Prater’s Mill is out of the way, but I can hardly imagine a better place to hold a half marathon. The course was scenic, along country roads past pastures, homesteads, and rocky streams. Since this is a mountainous area (north of Dalton and very near the Tennessee line), I expected many steep climbs, but it was actually quite flat: mostly gently rolling hills with just a couple of long uphills. This run in the country was so pleasant that I spent the first several miles with the MP3 player off, listening to singing birds and other morning sounds.
At 9:46, the first mile was my slowest, as I navigated through running traffic. I kept thinking I should have started closer to the front, but at least it forced me to start at a measured pace. In the end, I definitely negative-split this thing.
Miles 1-3 took us up some of the longer climbs and past the aptly-named Strain Road. Around mile 4, the fog began lifting, leaving very low clouds with sunlight streaming through, painting the countryside in bright gold. If only Tina could have been there with her camera! Shortly afterward, we were chased by some yap dogs, but they were all bark and no bite, succeeding only in adding humor and speed motivation.
After about the 10K mark, we were treated to some nice downhills, and then mostly level territory until about mile 11. Mile 8 was a turnaround: not my favorite, but it offered the chance to see where I stood against other runners.
I had recently recalibrated my Nike+ on a flat course, which left it confused on these hills.
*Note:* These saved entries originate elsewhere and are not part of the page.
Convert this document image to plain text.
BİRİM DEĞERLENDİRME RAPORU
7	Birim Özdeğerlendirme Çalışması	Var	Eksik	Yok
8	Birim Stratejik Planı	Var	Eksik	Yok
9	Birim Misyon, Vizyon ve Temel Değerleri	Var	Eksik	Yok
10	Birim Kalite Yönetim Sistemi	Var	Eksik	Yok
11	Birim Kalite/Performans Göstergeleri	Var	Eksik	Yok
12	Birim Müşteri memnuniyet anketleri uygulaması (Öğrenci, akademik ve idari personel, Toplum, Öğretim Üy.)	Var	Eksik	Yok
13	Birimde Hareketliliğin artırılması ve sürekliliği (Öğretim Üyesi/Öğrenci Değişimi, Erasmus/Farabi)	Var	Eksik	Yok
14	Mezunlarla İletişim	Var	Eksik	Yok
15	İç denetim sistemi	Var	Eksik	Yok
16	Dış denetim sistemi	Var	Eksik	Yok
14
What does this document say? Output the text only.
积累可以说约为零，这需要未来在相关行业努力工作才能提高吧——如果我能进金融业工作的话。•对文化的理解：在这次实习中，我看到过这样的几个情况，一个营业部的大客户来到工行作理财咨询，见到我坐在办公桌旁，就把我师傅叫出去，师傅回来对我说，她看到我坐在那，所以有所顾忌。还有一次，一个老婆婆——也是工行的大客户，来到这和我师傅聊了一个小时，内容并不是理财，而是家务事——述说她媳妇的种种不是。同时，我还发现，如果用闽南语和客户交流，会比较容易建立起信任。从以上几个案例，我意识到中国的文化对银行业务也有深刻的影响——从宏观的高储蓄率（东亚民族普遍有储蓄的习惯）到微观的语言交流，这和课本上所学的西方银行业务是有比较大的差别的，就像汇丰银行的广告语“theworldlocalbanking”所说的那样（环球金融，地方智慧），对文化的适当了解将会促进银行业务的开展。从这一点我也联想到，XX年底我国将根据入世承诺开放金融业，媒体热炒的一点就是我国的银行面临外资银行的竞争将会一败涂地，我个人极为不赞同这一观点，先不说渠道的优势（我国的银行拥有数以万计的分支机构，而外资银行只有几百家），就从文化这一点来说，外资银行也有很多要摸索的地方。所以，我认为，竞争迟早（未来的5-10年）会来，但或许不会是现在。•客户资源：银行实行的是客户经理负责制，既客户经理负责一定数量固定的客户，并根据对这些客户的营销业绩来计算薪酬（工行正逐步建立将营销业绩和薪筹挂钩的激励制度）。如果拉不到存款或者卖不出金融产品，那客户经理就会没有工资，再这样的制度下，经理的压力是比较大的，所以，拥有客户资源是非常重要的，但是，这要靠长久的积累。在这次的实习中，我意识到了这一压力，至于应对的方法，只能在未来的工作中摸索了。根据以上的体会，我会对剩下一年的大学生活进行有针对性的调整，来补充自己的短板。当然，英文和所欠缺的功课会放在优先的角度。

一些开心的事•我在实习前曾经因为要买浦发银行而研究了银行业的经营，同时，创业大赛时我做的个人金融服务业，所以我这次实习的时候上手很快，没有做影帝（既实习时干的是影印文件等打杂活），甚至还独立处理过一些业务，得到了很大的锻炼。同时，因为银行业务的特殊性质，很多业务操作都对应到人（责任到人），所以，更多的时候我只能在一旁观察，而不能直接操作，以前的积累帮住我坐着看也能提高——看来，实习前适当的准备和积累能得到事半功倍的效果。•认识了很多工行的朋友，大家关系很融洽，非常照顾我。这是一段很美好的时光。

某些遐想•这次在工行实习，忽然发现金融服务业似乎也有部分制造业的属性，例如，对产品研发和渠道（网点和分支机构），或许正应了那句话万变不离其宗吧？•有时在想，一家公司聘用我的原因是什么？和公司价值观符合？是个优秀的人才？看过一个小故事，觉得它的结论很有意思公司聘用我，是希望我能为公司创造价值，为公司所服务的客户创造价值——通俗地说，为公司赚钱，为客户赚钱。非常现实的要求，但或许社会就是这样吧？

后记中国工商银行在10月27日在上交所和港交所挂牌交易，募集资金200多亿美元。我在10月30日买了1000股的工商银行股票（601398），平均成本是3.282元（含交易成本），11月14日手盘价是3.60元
On average, it reported nearly 10% too much distance, since it did not account for my shorter uphill strides. But the course’s consistent, well-marked milestones helped me adjust.
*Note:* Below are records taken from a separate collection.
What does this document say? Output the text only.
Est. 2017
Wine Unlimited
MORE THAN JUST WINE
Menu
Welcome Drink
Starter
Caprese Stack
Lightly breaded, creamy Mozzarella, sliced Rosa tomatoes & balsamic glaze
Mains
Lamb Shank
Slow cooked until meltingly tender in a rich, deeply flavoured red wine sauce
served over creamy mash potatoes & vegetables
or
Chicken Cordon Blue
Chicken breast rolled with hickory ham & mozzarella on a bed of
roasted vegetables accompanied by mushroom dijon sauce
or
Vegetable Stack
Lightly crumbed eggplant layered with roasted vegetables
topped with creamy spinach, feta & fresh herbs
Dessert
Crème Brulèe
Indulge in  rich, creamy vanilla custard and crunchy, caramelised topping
After mile 11, we hit another uphill stretch, which troubled my left knee. So once I cleared mile 12, I checked my time and, seeing I was in great shape to finish at my sub-2 goal, dropped my pace significantly, perhaps a little too much. As I approached the final tenth, I could see the race clock and hear a volunteer shout, “hurry and you’ll beat 2 hours!” So I kicked into a final dash (a sub-6:00 pace) and finished at 1:59:50. Lydia had just finished her 5K and met me at the finish line.
Looking around, I could see the post-race activities in full swing. The grounds around the river and historic buildings were filled with bounce houses, booths, concessions, and a talented praise band playing in the pavilion. Joining the racers were many families and other visitors, giving the place the feel of a combination race, ministry, and country fair.
Lydia was excited about her strong running, so we checked and found she ran the 5K in 25:57, finishing first in her age group! She received a very nice award for that.
Overall, this race had a lot going for it: scenic course, nice venue, valuable ministry, abundant post-race activities, small town hospitality, plenty of helpful volunteers, top-notch timing system, and great execution.
For all the promotion and activities, this was still a small race: just over 600 runners. I would like to see it grow, and I have a feeling that once the word gets out, it will. There was a registration cap for this first annual race; I hope they can expand and accommodate a larger group next year.